As they do one activity a term it takes them about two years to complete everything in their qualification. I try to set aside time during term to sit with each Young Leader and check how things are going, and try to help them plan what they should do next towards their qualification.
This year our two eldest Young Leaders completed their awards and I am so happy for them. They worked so hard for it both in the unit and at home.
Again, this is an aspect of leading I find difficult, it doesn’t come naturally to me to mentor these girls through this. I’m unsure if I come across as pushy or demanding, or expecting too much from them. But they have also proved very capable of leading successful activities.

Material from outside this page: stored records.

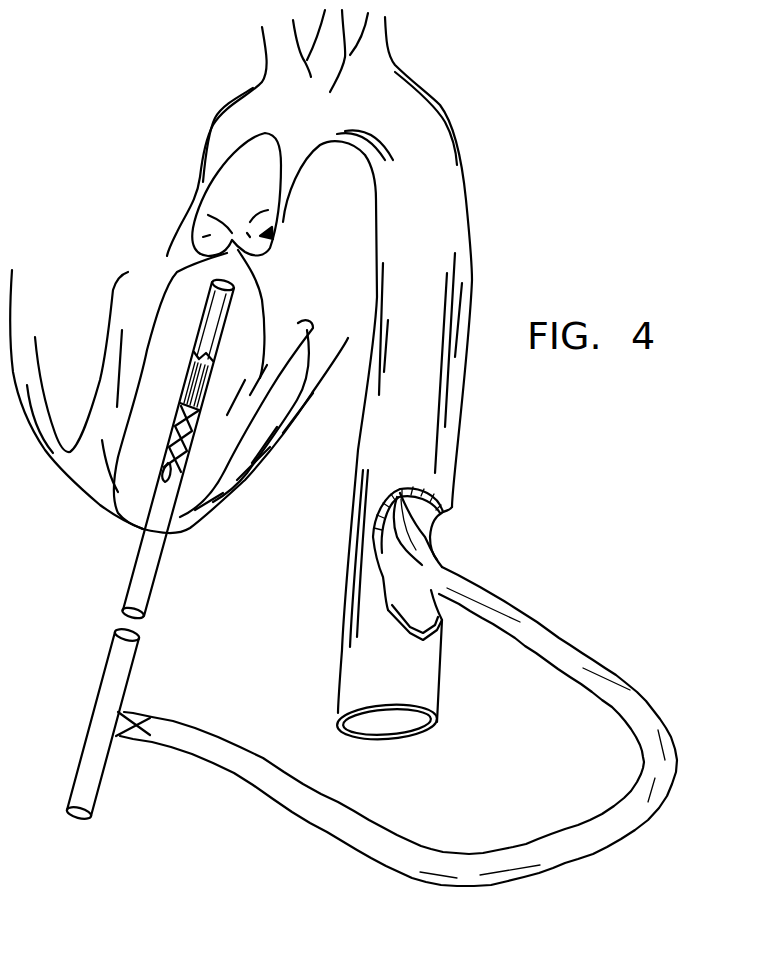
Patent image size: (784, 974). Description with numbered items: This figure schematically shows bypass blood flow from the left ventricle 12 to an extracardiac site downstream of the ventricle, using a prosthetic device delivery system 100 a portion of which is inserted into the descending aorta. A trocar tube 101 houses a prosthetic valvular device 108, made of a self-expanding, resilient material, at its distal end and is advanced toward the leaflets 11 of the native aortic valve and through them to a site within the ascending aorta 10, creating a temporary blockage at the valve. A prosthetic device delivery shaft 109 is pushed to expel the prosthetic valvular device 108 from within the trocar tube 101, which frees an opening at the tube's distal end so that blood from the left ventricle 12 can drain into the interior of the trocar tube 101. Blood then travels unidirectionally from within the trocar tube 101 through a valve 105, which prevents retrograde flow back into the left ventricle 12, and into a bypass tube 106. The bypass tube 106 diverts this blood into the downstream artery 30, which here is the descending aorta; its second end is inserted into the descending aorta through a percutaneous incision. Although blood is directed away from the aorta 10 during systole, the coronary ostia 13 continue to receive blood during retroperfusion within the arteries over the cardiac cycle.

The ascending aorta 10 is at (253, 115).
The leaflets 11 is at (257, 265).
The left ventricle 12 is at (170, 315).
The coronary ostia 13 is at (268, 231).
The artery 30 is at (430, 707).
The prosthetic device delivery system 100 is at (172, 572).
The trocar tube 101 is at (130, 572).
The unidirectional valve 105 is at (143, 722).
The bypass tube 106 is at (600, 693).
The prosthetic valvular device 108 is at (183, 404).
The prosthetic device delivery shaft 109 is at (170, 488).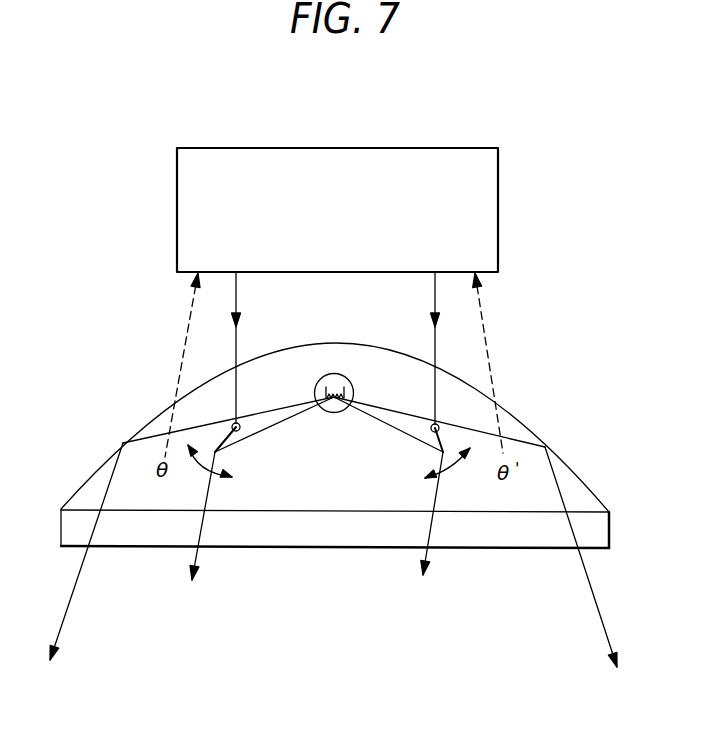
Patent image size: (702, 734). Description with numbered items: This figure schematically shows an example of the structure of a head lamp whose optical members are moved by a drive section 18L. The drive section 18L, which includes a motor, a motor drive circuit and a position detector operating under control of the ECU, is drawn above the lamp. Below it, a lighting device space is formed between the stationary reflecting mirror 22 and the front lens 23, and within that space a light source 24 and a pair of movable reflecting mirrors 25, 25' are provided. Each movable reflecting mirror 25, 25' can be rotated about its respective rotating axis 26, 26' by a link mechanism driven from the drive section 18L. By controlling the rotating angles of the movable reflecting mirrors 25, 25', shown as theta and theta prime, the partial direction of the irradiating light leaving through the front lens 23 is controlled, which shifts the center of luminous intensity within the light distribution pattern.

The drive section 18L is at (378, 148).
The stationary reflecting mirror 22 is at (518, 415).
The front lens 23 is at (327, 548).
The light source 24 is at (337, 414).
The movable reflecting mirror 25 is at (191, 515).
The movable reflecting mirror 25' is at (450, 516).
The rotating axis 26 is at (258, 351).
The rotating axis 26' is at (416, 352).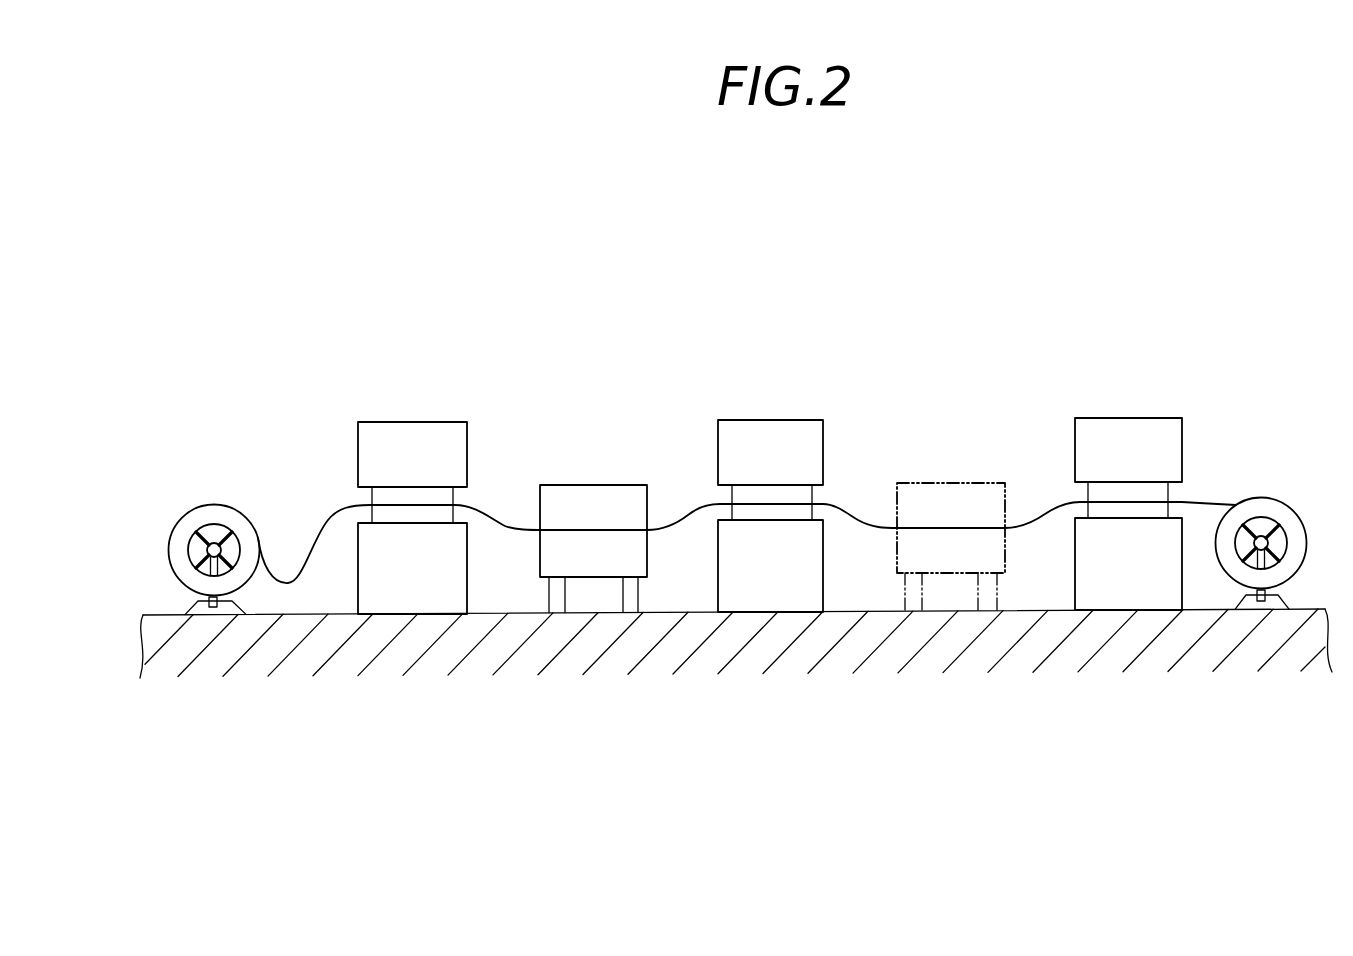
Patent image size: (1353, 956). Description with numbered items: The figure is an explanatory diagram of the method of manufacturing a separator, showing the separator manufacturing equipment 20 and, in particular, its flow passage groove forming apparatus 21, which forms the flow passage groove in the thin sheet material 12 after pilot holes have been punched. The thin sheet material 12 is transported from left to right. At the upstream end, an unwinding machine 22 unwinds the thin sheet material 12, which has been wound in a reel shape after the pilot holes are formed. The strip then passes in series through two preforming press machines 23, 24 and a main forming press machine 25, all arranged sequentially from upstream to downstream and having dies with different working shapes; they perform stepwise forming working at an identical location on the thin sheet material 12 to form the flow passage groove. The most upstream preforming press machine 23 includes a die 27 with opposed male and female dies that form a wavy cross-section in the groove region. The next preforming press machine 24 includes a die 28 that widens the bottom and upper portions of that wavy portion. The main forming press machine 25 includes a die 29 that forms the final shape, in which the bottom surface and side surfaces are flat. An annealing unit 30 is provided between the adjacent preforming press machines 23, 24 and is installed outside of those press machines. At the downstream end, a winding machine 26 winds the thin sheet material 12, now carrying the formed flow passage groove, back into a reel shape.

The thin sheet material 12 is at (323, 518).
The separator manufacturing equipment 20 is at (935, 250).
The flow passage groove forming apparatus 21 is at (915, 362).
The unwinding machine 22 is at (193, 515).
The preforming press machine 23 is at (475, 423).
The preforming press machine 24 is at (832, 422).
The main forming press machine 25 is at (1190, 418).
The winding machine 26 is at (1288, 518).
The die 27 is at (458, 498).
The die 28 is at (815, 495).
The die 29 is at (1172, 492).
The annealing unit 30 is at (650, 477).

You may look at our numbers and think having four Young Leaders is a lot. In all honesty when the fourth came to us and asked if she could join I felt it difficult to say ‘no’ to a young person wishing to volunteer. But actually having four Young Leaders works in both our favour and the young leaders. It allows them time in the unit to sit out and write up some aspects of the award. They take it in turns to use a meeting to plan their own upcoming meeting. It is rare that all four are able to join us for trips and holiday, but we know it is likely we will have one or two supporting us.
I’ve since had two more Guides wishing to join as Brownie Helpers and it is such a shame we cannot take them. They are directed to the right people to make more enquiries but I think for many joining the group that meets before their own is much easier on them and their parents.
I think moving forward with this I will try to make the arrival time at Brownies, except when speaking with parents, as a time to check in with the Young Leaders.